Fiona Apple is clearly an artist who works to her own schedule, having released just four albums in 16 years, but The Idler Wheel… shows that patience nearly always pays off, because it’s been worth the seven year wait.
Patience is certainly a virtue when it comes to Apple’s career, and for herself as well, given that she finished this album over a year ago and then sat on it (not literally, presumably) until she felt the time was right, then finally handed it over to her record company, the first they knew of it even being written.
After the kerfuffle surrounding the recording and re-recording of Extraordinary Machines, it’s no surprise that she wanted to play her cards closer to her chest this time, because as great as that album was, it had been undermined slightly by the leaking of some of the Jon Brion session tracks, which some still insist were better than the re-recorded final releases.
No such trouble here, and no Brion either. This time she worked with session drummer Charley Drayton on production, and you can certainly see his influence on what is a very sparse and percussive sound.

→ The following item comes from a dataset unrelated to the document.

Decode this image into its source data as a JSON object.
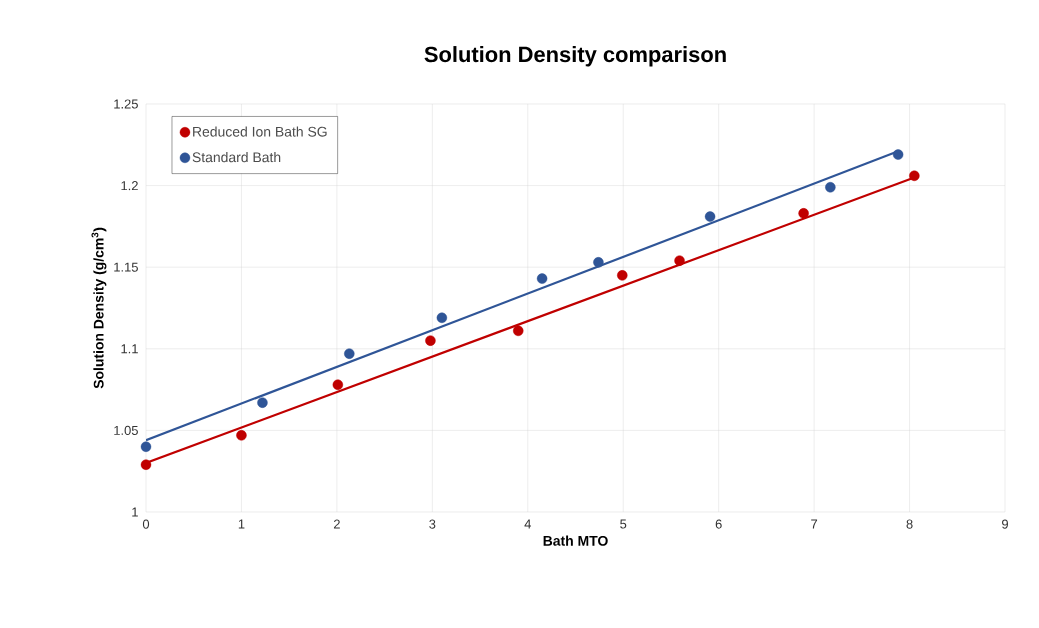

Of course, Apple’s never had an overly-symphonic production, even on the more ‘out there’ last album, but The Idler Wheel… is definitely one that makes you work harder to appreciate it.
On opener Every Single Night and closer Hot Knife, most of the catchiness comes from her own vocal effects rather than the instruments, with the latter featuring gospel-esque chants made from overlapping samples of herself singing different versions of the chorus. It works well and makes for a hot and steamy end to an album that is typically frank and honest lyrically, and finishes with a bang with Hot Knife and Anything We Want.
Earlier on, tracks like Valentine and the brilliant Left Alone paint a less rosy picture of Apple’s love life, so she certainly keeps her audience guessing what the whipping cords in the full title (The Idler Wheel Is Wiser than the Driver of the Screw and Whipping Cords Will Serve You More than Ropes Will Ever Do) are going to be used for. But then again, this is a Fiona Apple album, not an EL James novel, and they’re more likely to be employed as percussion than anything sordid.
Having painted a picture of an album that is tough to listen to at times, I should clarify that this is hardly Medulla by Bjork. Apple’s jazz-influenced musicality is still to the fore, and while it may be more challenging than her earlier work, it’s still a very listenable album, even first time out. Songs like Periphery and Daredevil are fantastic and memorable straight away, and get better with each listen.
Of course, the danger is, with an artist like Apple, that the long gaps between albums build up a sense of An Event each time she does release something, risking critics going overboard with praise. That said, she is a rare talent and The Idler Wheel… is a great album which deserves the acclaim it has received so far. It is both different enough and similar enough to her usual style to make it interesting, entertaining and, at times, thrilling.